I have done this exact thing with a similar device. I'm actually working on a blog post on reverse engineering it, but sadly it's low on my priority list and the list is long. :-(
These are all part of a very simple group of radio transmitters and receivers. They do not have any smarts in them so you can't just hook up a UART transmit pin or receive pin and expect things to work. It's up to you to send a well-formatted data stream that allows the receiver to maintain lock. Popular methods involve coding the bits in Manchester form or utilizing run-length constraining coding such as 8b10b.
It looks like your particular system is transmitting similar to what mine is; a constant bit time and either a long '1' or a short '1' pulse to signify the two logic levels. This is a very simple on-off keying implementation and it's pretty easy to both create and decode with any microcontroller. It's simpler than Manchester coding or expanding codes such as 8b10b, but you pay for it with reduced available bandwidth. This usually isn't a problem for these kinds of systems since you're not trying to maximize data transmission through the channel.
My particular receiver implementation uses an AT90CAN128's Timer1 peripheral configured in capture mode. I set up a 64us free-running timer and then whenever the receive line changes state the timer peripheral captures the timer value and signals an interrupt. From there I just look to see how long the 'high' time is by calculating the delta in timer values and if it's above a threshold its a 1, otherwise it's a zero (and if it's too short I consider it noise and ignore it). I gather up these bits by shifting them into a variable and when I've gathered enough of them I send the 32-bit value into a little software FIFO and signal my main routine that there's data to process.

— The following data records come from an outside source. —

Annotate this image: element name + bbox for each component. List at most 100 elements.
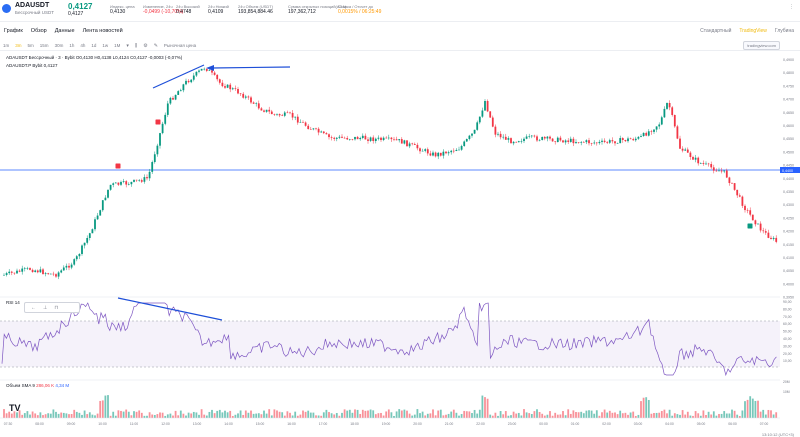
volume-bar	[572, 410, 575, 418]
arrow-tool-icon[interactable]: ←	[31, 304, 36, 311]
tab-1[interactable]: Обзор	[30, 28, 47, 34]
view-mode-0[interactable]: Стандартный	[700, 28, 732, 34]
volume-bar	[632, 411, 635, 418]
drawing-tools-panel[interactable]: ← ⊥ ⊓	[24, 302, 80, 313]
timeframe-1m[interactable]: 1m	[3, 43, 10, 48]
candle-body	[491, 117, 494, 127]
volume-bar	[437, 410, 440, 418]
symbol-selector[interactable]: ADAUSDT Бессрочный USDT	[2, 2, 54, 16]
candle-body	[307, 125, 310, 130]
candle-body	[494, 126, 497, 135]
candle-body	[127, 184, 130, 185]
candle-body	[296, 116, 299, 123]
ruler-tool-icon[interactable]: ⊥	[43, 304, 48, 311]
candle-body	[62, 267, 65, 271]
settings-icon[interactable]: ⚙	[143, 42, 148, 49]
volume-bar	[715, 415, 718, 418]
timeframe-3m[interactable]: 3m	[15, 43, 22, 48]
volume-bar	[577, 412, 580, 418]
candle-body	[577, 142, 580, 143]
tradingview-badge[interactable]: tradingview.com	[743, 41, 780, 50]
candle-body	[455, 149, 458, 151]
candle-body	[255, 103, 258, 104]
dropdown-icon[interactable]: ▾	[126, 42, 129, 49]
price-axis-label: 0,4650	[783, 111, 794, 115]
volume-bar	[278, 411, 281, 418]
timeframe-30m[interactable]: 30m	[54, 43, 64, 48]
volume-bar	[179, 410, 182, 418]
candle-body	[143, 177, 146, 182]
candle-body	[216, 74, 219, 80]
volume-bar	[333, 414, 336, 418]
volume-bar	[120, 410, 122, 418]
candle-body	[762, 230, 765, 232]
candle-body	[42, 269, 44, 275]
hline-label: 0,4400	[782, 169, 793, 173]
volume-bar	[452, 409, 455, 418]
timeframe-4h[interactable]: 4h	[80, 43, 86, 48]
volume-bar	[164, 415, 167, 418]
volume-bar	[525, 412, 528, 418]
timeframe-1M[interactable]: 1M	[114, 43, 121, 48]
candle-body	[304, 122, 307, 126]
tab-3[interactable]: Лента новостей	[82, 28, 123, 34]
tab-0[interactable]: График	[4, 28, 23, 34]
timeframe-5m[interactable]: 5m	[27, 43, 34, 48]
indicators-icon[interactable]: ⫼	[134, 42, 138, 49]
volume-bar	[598, 415, 601, 418]
rsi-axis-label: 90,00	[783, 300, 792, 304]
trendline-rsi-down	[117, 297, 223, 321]
volume-bar	[403, 409, 406, 418]
stat-label: 24ч Высокий	[176, 4, 200, 9]
timeframe-1d[interactable]: 1d	[91, 43, 97, 48]
menu-icon[interactable]: ⋮	[789, 4, 794, 10]
volume-bar	[224, 410, 226, 418]
market-price-toggle[interactable]: Рыночная цена	[163, 43, 197, 48]
volume-bar	[627, 414, 629, 418]
candle-body	[679, 138, 681, 149]
candle-body	[731, 183, 733, 184]
candle-body	[640, 136, 642, 137]
candle-body	[663, 108, 666, 118]
candle-body	[533, 135, 536, 137]
price-chart[interactable]: 0,4900 0,4800 0,4750 0,4700 0,4650 0,4600 0,45…	[0, 53, 800, 437]
shape-tool-icon[interactable]: ⊓	[54, 304, 59, 311]
chart-toolbar: 1m 3m 5m 15m 30m 1h 4h 1d 1w 1M ▾ ⫼ ⚙ ✎ Рыночная цена	[0, 41, 800, 51]
candle-body	[627, 138, 629, 142]
candle-body	[486, 101, 489, 112]
volume-bar	[749, 396, 752, 418]
time-axis-label: 21:00	[445, 422, 454, 426]
volume-bar	[554, 412, 557, 418]
volume-bar	[619, 410, 622, 418]
stat-value: 0,0015% / 06:25:49	[338, 9, 382, 15]
candle-body	[426, 149, 429, 154]
volume-bar	[530, 414, 533, 418]
candle-body	[549, 136, 551, 139]
timeframe-1h[interactable]: 1h	[69, 43, 75, 48]
volume-bar	[205, 415, 208, 418]
candle-body	[148, 171, 151, 179]
volume-bar	[237, 413, 239, 418]
volume-bar	[109, 415, 112, 418]
timeframe-1w[interactable]: 1w	[102, 43, 109, 48]
volume-bar	[377, 413, 380, 418]
volume-bar	[629, 412, 632, 418]
timeframe-15m[interactable]: 15m	[39, 43, 49, 48]
view-mode-2[interactable]: Глубина	[774, 28, 794, 34]
tab-2[interactable]: Данные	[54, 28, 75, 34]
volume-bar	[177, 415, 180, 418]
volume-bar	[359, 413, 362, 418]
volume-bar	[192, 411, 195, 418]
volume-bar	[465, 411, 468, 418]
candle-body	[333, 137, 336, 139]
volume-bar	[738, 415, 741, 418]
view-mode-1[interactable]: TradingView	[739, 28, 767, 34]
draw-icon[interactable]: ✎	[153, 42, 158, 49]
candle-body	[57, 272, 60, 277]
candle-body	[551, 138, 554, 142]
candle-body	[575, 142, 577, 144]
time-axis-label: 16:00	[287, 422, 296, 426]
candle-body	[593, 142, 596, 144]
candle-body	[68, 265, 70, 268]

For transmitting you can do something similar. Set up a timer with a tick rate that is "nice" for your particular application. (from the picture it looks like about 500us good, since the bit time looks to be about 2ms and the "short pulse" width is about 500us). You want a constant bit time, so you need to transmit one of two states: high for 1.5ms/low for 0.5ms or high for 0.5ms/low for 1.5ms. You can do this with timer overflows or go a little fancier and set the timer to automatically set/clear the pin based on value, if the peripheral allows it. You can probably get away with it by abusing the PWM feature as well. For simplicity, I would make sure you can accurately sleep for about 500us and just bit-bang it. Get it working, then get fancy.
Anyway now to reverse engineer it. Remember that I said these radios are dirt-cheap and dead-simple. You can see from the graph that there is a constant sequence of 16 bits: 0101010101010101; this is to allow the receiver to lock on to the signal. After that it looks like the actual button press is probably sending the 8-bit value 00001101. There's one 0 bit left, which is possibly parity or just used as a stop bit. You will be able to see what's going on if you press other buttons. In my particular reverse engineering adventure for these transmitters I was reverse engineering the protocol used to transmit temperature and humidity. I guessed correctly at the 1 and 0 state (it could have been reversed) and I guessed incorrectly at the bit order (it was LSB, I guessed MSB). There was also a "battery low" bit and a parity bit that I eventually figured out.
Recreating the transmission is just a matter of sending the values you've reverse engineered to the "raw" radio module using one of the methods I described above. You feed those values to the transmitter module and voilà!